In the anthropocentric worldview, to be free is to wield the hammer of creativity and by sheer exercise of the will, sculpt oneself and one’s world as he or she sees fit. There is no notion that our choices should conform to our nature and promote our end, simply because modernity denies that we have a nature to conform to or an end to actualize. Herein lies the difference: to consider all of reality as devoid of intrinsic natures

Although I doubt the woman on the plane was aware of what she was implying, her question was brimming over with this destructive worldview. I am here to affirm the opposite, and I will spend the rest of my life spreading the gospel of the theocentric worldview. Seminarians, postulants, novices, and all those earnestly seeking God, are looked on by the culture as misguided idealists who are throwing their lives away. And that is the crux of it. We are throwing our lives away. There is a theo-logic inaccessible to human reason that confounds modern sensibilities: for each one of us, we find ourselves by losing ourselves; we gain everything by losing everything; we become fully alive when we die to self. The Church declares that man, made in the image and likeness of God, “is the only creature on earth which God willed for itself, cannot fully find himself except through a sincere gift of himself” (Gaudium et Spes 24). To actualize our freedom for excellence is to recognize this sublime truth: it is by giving that we receive. It is through a willed dispossession of self that one fully comes to life.

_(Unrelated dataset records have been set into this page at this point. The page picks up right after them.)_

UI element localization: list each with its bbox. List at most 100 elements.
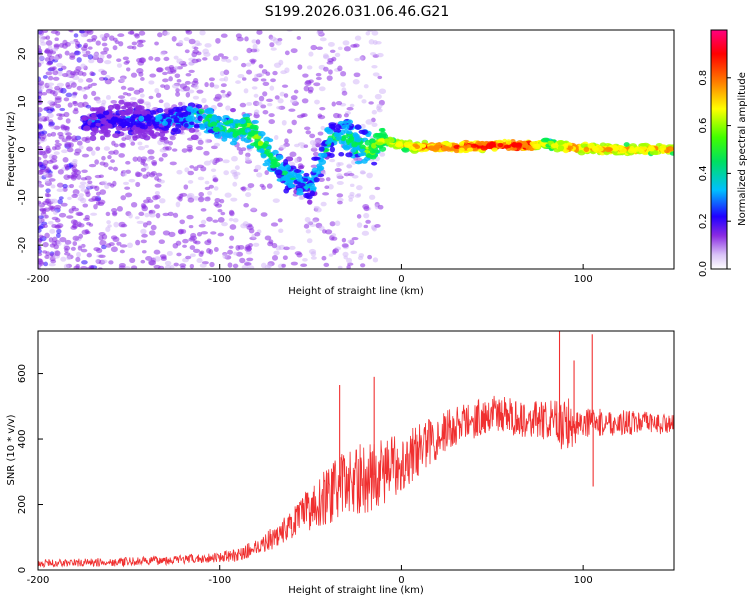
heatmap-cell <box>38 156 42 161</box>
heatmap <box>38 30 674 269</box>
heatmap-cell <box>138 39 146 43</box>
heatmap-cell <box>193 84 199 90</box>
heatmap-cell <box>77 196 85 202</box>
heatmap-cell <box>206 113 213 119</box>
heatmap-cell <box>176 169 183 175</box>
heatmap-cell <box>60 202 68 207</box>
heatmap-cell <box>99 239 107 246</box>
heatmap-cell <box>283 246 290 251</box>
heatmap-cell <box>48 262 56 267</box>
heatmap-cell <box>108 260 114 265</box>
heatmap-cell <box>90 131 97 137</box>
heatmap-cell <box>264 149 271 153</box>
heatmap-cell <box>110 246 118 253</box>
heatmap-cell <box>268 113 275 118</box>
heatmap-cell <box>56 82 65 87</box>
heatmap-cell <box>163 102 171 109</box>
heatmap-cell <box>638 145 647 151</box>
heatmap-cell <box>59 236 67 243</box>
heatmap-cell <box>294 251 302 256</box>
heatmap-cell <box>342 251 349 257</box>
heatmap-cell <box>158 157 164 162</box>
heatmap-cell <box>203 52 211 57</box>
heatmap-cell <box>66 255 72 261</box>
heatmap-cell <box>64 50 70 56</box>
heatmap-cell <box>72 101 77 105</box>
heatmap-cell <box>270 222 279 227</box>
heatmap-cell <box>70 82 77 88</box>
heatmap-cell <box>261 143 268 149</box>
heatmap-cell <box>290 48 298 54</box>
heatmap-cell <box>119 77 126 83</box>
heatmap-cell <box>284 138 289 144</box>
heatmap-cell <box>119 249 125 254</box>
heatmap-cell <box>80 63 86 69</box>
heatmap-cell <box>220 83 227 88</box>
heatmap-cell <box>58 196 64 200</box>
heatmap-cell <box>132 135 138 141</box>
heatmap-cell <box>368 101 374 105</box>
heatmap-cell <box>225 105 231 111</box>
heatmap-cell <box>270 47 277 51</box>
heatmap-cell <box>225 59 232 63</box>
heatmap-cell <box>352 79 360 85</box>
heatmap-cell <box>63 263 70 269</box>
heatmap-cell <box>175 201 181 208</box>
heatmap-cell <box>242 77 247 81</box>
heatmap-cell <box>348 137 355 143</box>
heatmap-cell <box>210 168 217 173</box>
heatmap-cell <box>168 140 174 146</box>
heatmap-cell <box>128 213 133 219</box>
heatmap-cell <box>270 78 276 83</box>
heatmap-cell <box>80 265 88 269</box>
heatmap-cell <box>189 121 195 126</box>
heatmap-cell <box>556 139 565 145</box>
heatmap-cell <box>45 35 51 40</box>
heatmap-cell <box>183 123 189 128</box>
top-x-tick-label: -100 <box>208 274 231 285</box>
heatmap-cell <box>98 235 104 241</box>
heatmap-cell <box>130 72 138 78</box>
heatmap-cell <box>143 199 150 204</box>
heatmap-cell <box>476 141 485 146</box>
heatmap-cell <box>596 146 604 152</box>
heatmap-cell <box>53 210 58 215</box>
heatmap-cell <box>277 218 283 223</box>
heatmap-cell <box>310 44 318 51</box>
heatmap-cell <box>175 91 181 97</box>
heatmap-cell <box>192 248 201 254</box>
heatmap-cell <box>198 251 204 257</box>
heatmap-cell <box>440 145 449 152</box>
heatmap-cell <box>148 80 155 85</box>
bottom-x-axis: -200 -100 0 100 <box>27 565 593 586</box>
heatmap-cell <box>200 208 207 212</box>
heatmap-cell <box>245 62 252 67</box>
heatmap-cell <box>57 67 63 72</box>
heatmap-cell <box>324 185 330 190</box>
heatmap-cell <box>52 165 58 170</box>
heatmap-cell <box>349 183 355 188</box>
heatmap-cell <box>331 233 337 237</box>
heatmap-cell <box>246 225 254 231</box>
heatmap-cell <box>68 30 74 33</box>
heatmap-cell <box>359 56 364 61</box>
heatmap-cell <box>326 60 334 65</box>
heatmap-cell <box>78 193 85 198</box>
heatmap-cell <box>55 224 62 229</box>
heatmap-cell <box>378 128 385 132</box>
heatmap-cell <box>264 170 269 176</box>
heatmap-cell <box>249 124 257 130</box>
heatmap-cell <box>99 34 105 39</box>
heatmap-cell <box>262 109 269 115</box>
heatmap-cell <box>550 143 558 149</box>
heatmap-cell <box>119 244 128 248</box>
heatmap-cell <box>42 241 49 248</box>
heatmap-cell <box>267 138 274 143</box>
heatmap-cell <box>365 31 371 36</box>
heatmap-cell <box>41 130 48 135</box>
heatmap-cell <box>136 68 144 74</box>
snr-spikes <box>339 331 594 487</box>
heatmap-cell <box>104 183 110 189</box>
heatmap-cell <box>207 190 213 196</box>
heatmap-cell <box>53 125 61 130</box>
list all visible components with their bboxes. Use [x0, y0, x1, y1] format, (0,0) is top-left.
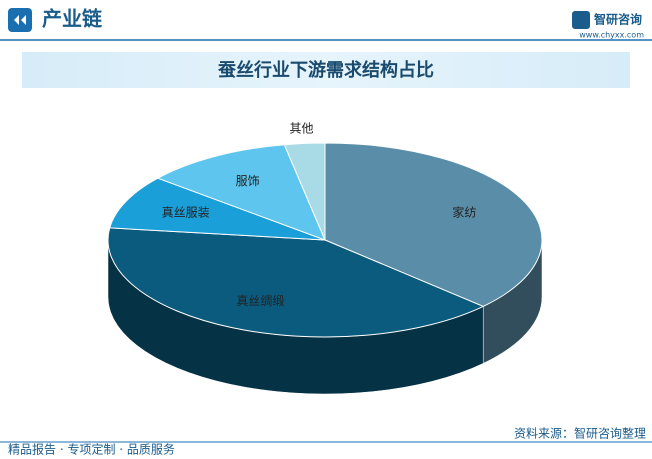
section-icon-arrows [14, 15, 26, 25]
slice-label: 服饰 [236, 174, 260, 188]
slice [324, 142, 543, 307]
slice [107, 227, 485, 338]
footer-slogan: 精品报告 · 专项定制 · 品质服务 [8, 442, 175, 457]
slice-label: 其他 [290, 121, 314, 135]
slice [109, 177, 326, 241]
section-title: 产业链 [42, 7, 103, 31]
slice-label: 真丝服装 [162, 206, 210, 220]
slice-label: 家纺 [452, 205, 476, 220]
brand-url: www.chyxx.com [579, 31, 644, 40]
section-icon [8, 8, 32, 32]
source-note: 资料来源：智研咨询整理 [514, 426, 646, 441]
brand-logo [572, 11, 590, 29]
chart-title: 蚕丝行业下游需求结构占比 [217, 59, 434, 81]
title-band [22, 52, 630, 88]
slice [156, 144, 326, 241]
brand-name: 智研咨询 [593, 12, 642, 27]
slice-label: 真丝绸缎 [236, 293, 284, 308]
slice [283, 142, 326, 241]
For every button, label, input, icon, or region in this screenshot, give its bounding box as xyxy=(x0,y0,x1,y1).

So, what on earth would make me want to be a priest, especially in this day and age? The answer is simple: I want to respond to Him who loved me first. Just as He gave himself completely to me out of love, so too I wish to give myself completely to him. The only appropriate response to love is love itself. Out of love I was formed, and out of that same love and creativity, I am held in existence from moment to moment. At each and every second of my existence, I stand over the precipice of non-being, and yet God continues to choose me, and wills me to be. In light of such an unfathomable, magnanimous gift, how could I not respond by laying my life down, and giving my all? I do not desire to be used as a means to further God’s ends, as many moderns would interpret; I desire to cooperate willfully in the theo-drama that we are all a part of. I want to be, like all the great saints, one who enrolls in the school of silence, and says everyday: “Here I am, Lord. I long to do your will.”